Get hands-on experience with 20+ free Google Cloud products and $300 in free credit for new customers.

Question about Dataform Jobs

I am using Dataform's workflow to schedule regular executions.

In Dataform, only one job is shown, but in BigQuery, I see multiple queries being executed.

Why is this happening?

I have not checked the option to run dependent targets.

There is no job of other workflows being executed.

0 5 481
5 REPLIES 5

Hi @hiracky16,

Welcome to Google Cloud Community!

Even though you only see one Dataform job, it likely contains multiple SQL operations (like creating or updating tables). Dataform translates each of these operations into individual queries that are run on BigQuery. This is why you see multiple BigQuery queries even though there's just one overarching Dataform job.

This behavior is expected because Dataform is designed to manage a series of related data transformations, and it ensures these transformations happen in the right order on your BigQuery data.

I hope the above information is helpful.

Thank you for your reply.

I understand that having multiple SQL operations (such as CREATE TABLE or ALTER TABLE) within SQLX can result in multiple jobs being created.

However, I have noticed that when a job is triggered from Dataform, a single job with the prefix dataform-gcp- is issued. Sometimes there are multiple such jobs, and other times only one.

Why does this occur?

I hope this issue can be resolved.

Hi @hiracky16,

It's totally normal to see different numbers of "dataform-gcp-" jobs at different times.

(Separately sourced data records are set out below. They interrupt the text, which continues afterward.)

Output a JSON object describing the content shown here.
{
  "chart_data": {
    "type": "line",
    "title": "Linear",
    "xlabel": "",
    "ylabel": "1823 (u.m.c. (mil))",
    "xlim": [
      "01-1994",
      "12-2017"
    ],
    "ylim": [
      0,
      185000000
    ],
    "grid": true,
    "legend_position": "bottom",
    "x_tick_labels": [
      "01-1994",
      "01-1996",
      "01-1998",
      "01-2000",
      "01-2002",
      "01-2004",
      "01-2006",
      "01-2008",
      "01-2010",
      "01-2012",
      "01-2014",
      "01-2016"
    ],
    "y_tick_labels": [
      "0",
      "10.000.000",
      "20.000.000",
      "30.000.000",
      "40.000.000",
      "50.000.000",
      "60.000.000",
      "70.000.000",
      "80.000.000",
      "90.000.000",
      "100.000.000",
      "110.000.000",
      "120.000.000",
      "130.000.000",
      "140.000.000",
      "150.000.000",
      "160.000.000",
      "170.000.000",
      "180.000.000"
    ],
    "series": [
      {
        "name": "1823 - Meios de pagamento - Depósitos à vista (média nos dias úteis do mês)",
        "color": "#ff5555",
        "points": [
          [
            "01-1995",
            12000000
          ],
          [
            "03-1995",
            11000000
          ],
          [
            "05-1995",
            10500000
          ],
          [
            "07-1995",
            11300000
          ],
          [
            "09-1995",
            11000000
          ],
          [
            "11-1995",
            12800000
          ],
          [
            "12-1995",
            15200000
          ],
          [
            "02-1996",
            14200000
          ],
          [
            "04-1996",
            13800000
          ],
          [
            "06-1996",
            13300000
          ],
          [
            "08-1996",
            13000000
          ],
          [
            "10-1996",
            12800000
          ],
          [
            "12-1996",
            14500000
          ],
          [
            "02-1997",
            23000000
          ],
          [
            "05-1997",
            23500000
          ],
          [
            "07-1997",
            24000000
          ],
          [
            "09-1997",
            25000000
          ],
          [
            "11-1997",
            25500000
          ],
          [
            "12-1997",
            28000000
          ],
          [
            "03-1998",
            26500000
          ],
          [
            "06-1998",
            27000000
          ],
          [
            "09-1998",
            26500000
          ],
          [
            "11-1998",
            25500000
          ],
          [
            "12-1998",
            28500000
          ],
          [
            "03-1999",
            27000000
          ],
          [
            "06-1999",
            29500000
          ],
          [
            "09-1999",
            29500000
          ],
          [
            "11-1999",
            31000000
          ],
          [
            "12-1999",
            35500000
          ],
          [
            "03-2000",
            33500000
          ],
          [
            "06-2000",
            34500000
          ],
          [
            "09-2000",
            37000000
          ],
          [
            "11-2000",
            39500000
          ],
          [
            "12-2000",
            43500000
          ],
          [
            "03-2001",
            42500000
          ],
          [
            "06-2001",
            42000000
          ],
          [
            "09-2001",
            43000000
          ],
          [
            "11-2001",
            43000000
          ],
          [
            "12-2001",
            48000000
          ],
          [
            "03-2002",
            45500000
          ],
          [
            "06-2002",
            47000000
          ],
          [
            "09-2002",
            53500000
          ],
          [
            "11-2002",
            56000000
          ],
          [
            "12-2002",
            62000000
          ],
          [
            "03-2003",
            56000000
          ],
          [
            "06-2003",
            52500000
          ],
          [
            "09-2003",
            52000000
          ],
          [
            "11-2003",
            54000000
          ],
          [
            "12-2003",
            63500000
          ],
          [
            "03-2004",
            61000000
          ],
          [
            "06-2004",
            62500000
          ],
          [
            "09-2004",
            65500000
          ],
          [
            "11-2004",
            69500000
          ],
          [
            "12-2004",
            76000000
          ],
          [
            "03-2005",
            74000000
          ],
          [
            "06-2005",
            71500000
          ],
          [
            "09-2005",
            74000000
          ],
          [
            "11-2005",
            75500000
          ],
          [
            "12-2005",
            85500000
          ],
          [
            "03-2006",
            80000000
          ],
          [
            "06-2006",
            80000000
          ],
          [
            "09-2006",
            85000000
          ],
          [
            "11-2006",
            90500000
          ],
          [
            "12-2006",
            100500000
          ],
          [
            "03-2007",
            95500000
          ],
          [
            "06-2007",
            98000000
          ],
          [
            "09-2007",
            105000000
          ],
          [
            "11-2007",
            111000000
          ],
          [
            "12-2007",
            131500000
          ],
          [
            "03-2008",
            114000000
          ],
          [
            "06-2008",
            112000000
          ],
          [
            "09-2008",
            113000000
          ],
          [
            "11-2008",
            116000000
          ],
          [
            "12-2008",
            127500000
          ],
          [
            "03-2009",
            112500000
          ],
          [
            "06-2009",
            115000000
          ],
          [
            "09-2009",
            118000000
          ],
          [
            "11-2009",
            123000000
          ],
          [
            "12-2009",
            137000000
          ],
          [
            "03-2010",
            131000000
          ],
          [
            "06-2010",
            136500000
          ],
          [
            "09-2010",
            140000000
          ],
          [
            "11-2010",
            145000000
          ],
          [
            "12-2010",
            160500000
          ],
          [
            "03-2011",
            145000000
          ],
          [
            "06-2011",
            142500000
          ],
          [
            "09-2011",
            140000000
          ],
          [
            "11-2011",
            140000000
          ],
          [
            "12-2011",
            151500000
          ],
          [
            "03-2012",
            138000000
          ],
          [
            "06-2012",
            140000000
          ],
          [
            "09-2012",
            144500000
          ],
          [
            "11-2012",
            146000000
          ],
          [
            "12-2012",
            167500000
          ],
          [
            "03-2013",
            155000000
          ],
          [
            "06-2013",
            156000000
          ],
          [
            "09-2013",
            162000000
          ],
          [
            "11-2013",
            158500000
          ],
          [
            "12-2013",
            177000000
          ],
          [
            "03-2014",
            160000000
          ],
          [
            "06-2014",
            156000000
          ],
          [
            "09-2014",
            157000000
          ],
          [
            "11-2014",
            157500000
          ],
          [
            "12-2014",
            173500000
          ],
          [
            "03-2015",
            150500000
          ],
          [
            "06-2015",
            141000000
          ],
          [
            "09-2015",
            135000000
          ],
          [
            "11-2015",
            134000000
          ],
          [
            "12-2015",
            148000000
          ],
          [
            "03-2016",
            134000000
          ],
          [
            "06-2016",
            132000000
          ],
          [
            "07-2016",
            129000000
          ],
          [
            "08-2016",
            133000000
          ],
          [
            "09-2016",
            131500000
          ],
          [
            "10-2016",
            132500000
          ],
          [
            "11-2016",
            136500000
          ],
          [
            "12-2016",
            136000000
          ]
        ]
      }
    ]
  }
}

This is because Dataform is smart about how it runs your data pipeline to get the best performance. It can run tasks that don't rely on each other at the same time (which means more jobs running), and it runs tasks that do rely on each other one after the other (which could mean fewer jobs running at once). This helps your whole pipeline run as smoothly and efficiently as possible. If you want to see exactly what each job is doing, you can always check the detailed logs.

Thank you for your explanation. However, could you explain why the number of dataform-gcp- jobs issued seems to vary depending on the day?

The number of dataform-gcp- jobs issued can vary day-to-day due to how Dataform optimizes your data pipeline's performance:

  • Parallel Execution: Dataform identifies independent tasks within your workflow and runs them simultaneously. If there are more independent tasks on a given day, you'll see more dataform-gcp- jobs running concurrently.

  • BigQuery Resource Availability: Dataform adapts to the current load on your BigQuery resources. If BigQuery is busy, Dataform might break down your workflow into smaller chunks (more jobs) to utilize available resources efficiently.

  • Cached Results: Dataform intelligently uses cached results for parts of your pipeline that haven't changed since the last run, potentially reducing the number of jobs on certain days.

  • Data Volume: Larger datasets might require Dataform to divide tasks into smaller, more manageable units, leading to more dataform-gcp- jobs for processing.

Essentially, Dataform adjusts its execution strategy dynamically, leading to fluctuations in the number of visible jobs while aiming for optimal performance and resource utilization.